I have a multi-threaded program. When the program is running, some of the threads hang sometimes during the call to pexpect.spawn().
This program creates a Session object in each thread, and a Session object spawns a pexpect session when it is created. In the program, each Session object is binding to one specific thread.
class CustomizedThread(threading.Thread):
__init__(self, thread_name):
super().__init__(name=thread_name)
def run(self):
session = Session()
...
class Session:
__init__(self, session_name):
self.name = session_name
print('Thread {} is spawning a shell in session {}.'.format(
threading.currentThread(), session.name))
self.pexpect_session = pexpect.spawn('/bin/sh')
print('Thread {} finished spawning a shell in session {}.'.format(
threading.currentThread(), session.name))
self.pexpect_session.sendline('ssh MACHINE_NAME')
...
__del__(self):
print('Thread {} is cleaning up session {}.'.format(
threading.currentThread(), session.name))
self.pexepect_session.close(force=True)
The following is an example output when thread 2 is hanging, the destructor of Session object 1 is triggered during the call to pexpect.spawn() on thread 2.
...
Thread 1 is spawning a shell in session 1.
Thread 1 finished spawning a shell in session 1.
Thread 2 is spawning a shell in session 2.
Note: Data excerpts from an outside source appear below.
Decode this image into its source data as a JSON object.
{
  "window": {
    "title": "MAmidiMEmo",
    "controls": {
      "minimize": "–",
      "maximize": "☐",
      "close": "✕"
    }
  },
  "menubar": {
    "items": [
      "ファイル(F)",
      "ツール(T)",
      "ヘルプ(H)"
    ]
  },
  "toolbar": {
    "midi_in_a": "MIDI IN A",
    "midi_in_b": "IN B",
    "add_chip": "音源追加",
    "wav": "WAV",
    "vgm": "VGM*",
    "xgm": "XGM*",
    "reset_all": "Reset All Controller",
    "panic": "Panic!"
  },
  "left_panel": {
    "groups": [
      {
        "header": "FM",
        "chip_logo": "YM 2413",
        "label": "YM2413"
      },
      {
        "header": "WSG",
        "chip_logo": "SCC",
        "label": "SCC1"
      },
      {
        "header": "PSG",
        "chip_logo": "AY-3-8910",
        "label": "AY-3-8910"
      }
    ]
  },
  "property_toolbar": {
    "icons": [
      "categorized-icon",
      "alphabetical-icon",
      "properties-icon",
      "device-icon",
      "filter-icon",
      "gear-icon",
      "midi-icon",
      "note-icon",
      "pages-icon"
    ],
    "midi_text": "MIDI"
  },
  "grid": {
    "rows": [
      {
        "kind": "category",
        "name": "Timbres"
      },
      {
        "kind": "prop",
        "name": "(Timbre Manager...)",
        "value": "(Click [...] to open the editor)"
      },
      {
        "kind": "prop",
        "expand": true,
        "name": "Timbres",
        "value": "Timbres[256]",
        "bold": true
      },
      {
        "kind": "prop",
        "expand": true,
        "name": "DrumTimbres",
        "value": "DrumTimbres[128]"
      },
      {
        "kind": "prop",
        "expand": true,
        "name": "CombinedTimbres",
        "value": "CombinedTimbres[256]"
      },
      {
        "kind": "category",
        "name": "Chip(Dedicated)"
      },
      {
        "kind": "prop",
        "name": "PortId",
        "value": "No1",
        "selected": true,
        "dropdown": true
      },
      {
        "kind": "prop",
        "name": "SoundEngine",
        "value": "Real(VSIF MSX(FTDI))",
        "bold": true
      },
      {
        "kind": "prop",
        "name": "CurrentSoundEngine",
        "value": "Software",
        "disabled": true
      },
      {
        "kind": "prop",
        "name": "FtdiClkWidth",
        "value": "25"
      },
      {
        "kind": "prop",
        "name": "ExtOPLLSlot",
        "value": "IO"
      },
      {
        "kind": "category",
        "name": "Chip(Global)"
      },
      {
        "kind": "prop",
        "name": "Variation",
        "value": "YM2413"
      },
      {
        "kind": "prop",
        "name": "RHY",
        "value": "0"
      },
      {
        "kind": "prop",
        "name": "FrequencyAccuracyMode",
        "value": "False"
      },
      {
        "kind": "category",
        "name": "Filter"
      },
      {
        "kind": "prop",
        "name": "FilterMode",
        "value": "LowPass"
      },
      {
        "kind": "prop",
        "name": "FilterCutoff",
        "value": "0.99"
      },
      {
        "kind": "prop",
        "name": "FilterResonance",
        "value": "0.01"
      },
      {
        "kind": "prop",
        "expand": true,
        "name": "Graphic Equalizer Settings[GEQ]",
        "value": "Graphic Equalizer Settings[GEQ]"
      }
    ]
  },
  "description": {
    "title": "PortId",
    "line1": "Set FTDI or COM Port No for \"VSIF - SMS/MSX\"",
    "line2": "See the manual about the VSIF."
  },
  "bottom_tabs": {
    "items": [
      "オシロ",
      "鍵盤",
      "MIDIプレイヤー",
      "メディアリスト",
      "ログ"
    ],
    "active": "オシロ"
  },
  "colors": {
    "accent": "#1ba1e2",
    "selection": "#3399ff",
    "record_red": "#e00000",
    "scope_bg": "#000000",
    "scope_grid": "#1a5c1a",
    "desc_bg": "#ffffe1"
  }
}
Thread 2 is cleaning up session 1.
Attaching the hanging process to gdb, and I got the following stack trace. It shows the thread is hanging when attempting to write the exception message to a file descriptor:
(gdb) where
#0 0x00007fff9628391a in write () from /usr/lib/system/libsystem_kernel.dylib
#1 0x000000010ed7aa22 in _Py_write_impl (fd=2, buf=0x10f3f1010, count=76, gil_held=1) at ../Python/fileutils.c:1269
#2 0x000000010ed7a9a1 in _Py_write (fd=2, buf=0x10f3f1010, count=76) at ../Python/fileutils.c:1327
#3 0x000000010ede8795 in _io_FileIO_write_impl (self=0x10f3875f8, b=0x7000013dd168) at ../Modules/_io/fileio.c:840
#4 0x000000010ede7957 in _io_FileIO_write (self=0x10f3875f8, arg=0x11312c148)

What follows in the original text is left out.